The Best Investment Writing: Selected Writing From Leading investors and Authors
Edited by Meb Faber
Summary via publisher (Harriman House)
Are you looking for some ideas to help you improve your portfolio? Let the brightest, most insightful minds in investing help. The Best Investment Writing contains 32 hand-selected articles. These are the best pieces from some of the most respected money managers and investment researchers in the world. The Best Investment Writing reads like a masters course in investing.

Econometrics As a Con Art: Exposing the Limitations and Abuses of Econometrics
By Imad A. Moosa
Summary via publisher (Edward Elgar)
Imad Moosa challenges convention with this comprehensive and compelling critique of econometrics, condemning the common practices of misapplied statistical methods in both economics and finance. After reviewing the Keynesian, Austrian and mainstream criticisms of econometrics, it is demonstrated that econometric models can be manipulated to produce any desired result. These hazardous analyses may then be relied upon to support flawed policy recommendations, ideological beliefs and private interests. Moosa proposes that the way forward should instead be to rely on clear thinking, intuition and common sense rather than to continue with the reliance upon econometrics. Appealing to both academics and practitioners of economics and finance, this book serves to challenge the acceptance of econometrics as offering trustworthy analysis.

The Sum of Small Things: A Theory of the Aspirational Class
By Elizabeth Currid-Halkett
Review via The Economist
Conspicuous consumption persists today. But just as the patricians of classical times changed their habits once the masses gained the ability to copy them, so too have modern American elites recoiled from accumulating mere goods now that globalisation has made them affordable to the middle class. Instead, argues Elizabeth Currid-Halkett, a professor at the University of Southern California, in “The Sum of Small Things”, they have begun consuming the fruits of “conspicuous production”:socially worthy things like fair-trade coffee. They also emphasise “inconspicuous consumption”, of services like education. Far from making the world more egalitarian, this shift, in particular, threatens to entrench modern elites’ privileged position more effectively than the habits of their predecessors ever did.

The Living Wage
By Donald Hirsch and Laura Valadez-Martinez
Summary via publisher (Agenda)
The “living wage” is an old idea that has experienced a dramatic resurgence of political popularity in recent years. The underlying logic of the concept is quite clear: it is a wage that provides workers with enough income to live on at some level considered adequate. However, in practice the term has become blurred with that of the “minimum wage” and in its implementation it has lacked a consistent meaning despite being widely used as a campaigning slogan. This short primer traces the origins of the concept of the living wage and seeks to explain the current rise in its fortunes as an economic instrument with a social objective. It examines its impact on labour markets and wage levels, explores how it has been applied, and assesses whether it is an effective measure for raising living standards.

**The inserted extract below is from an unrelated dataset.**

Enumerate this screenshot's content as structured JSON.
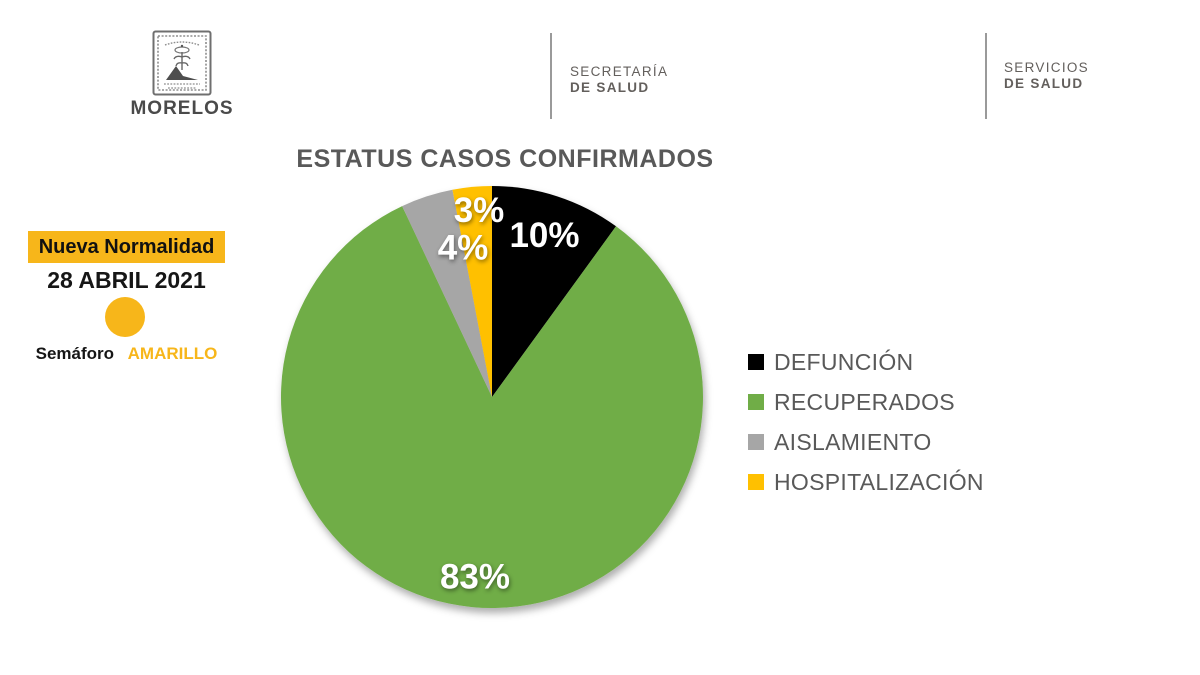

Currency Kings: How Billionaire Traders Made their Fortune Trading Forex and How You Can Too
By Ben Robson
Summary via publisher (McGraw-Hill Education)
Currency Kings provides a proven four-part formula to help you navigate and profit in today’s Forex market. Ben Robson provides the knowledge and techniques you need to build a solid understanding of the market, all presented in an engaging narrative analyzing the techniques of the geniuses who have made billions in Forex.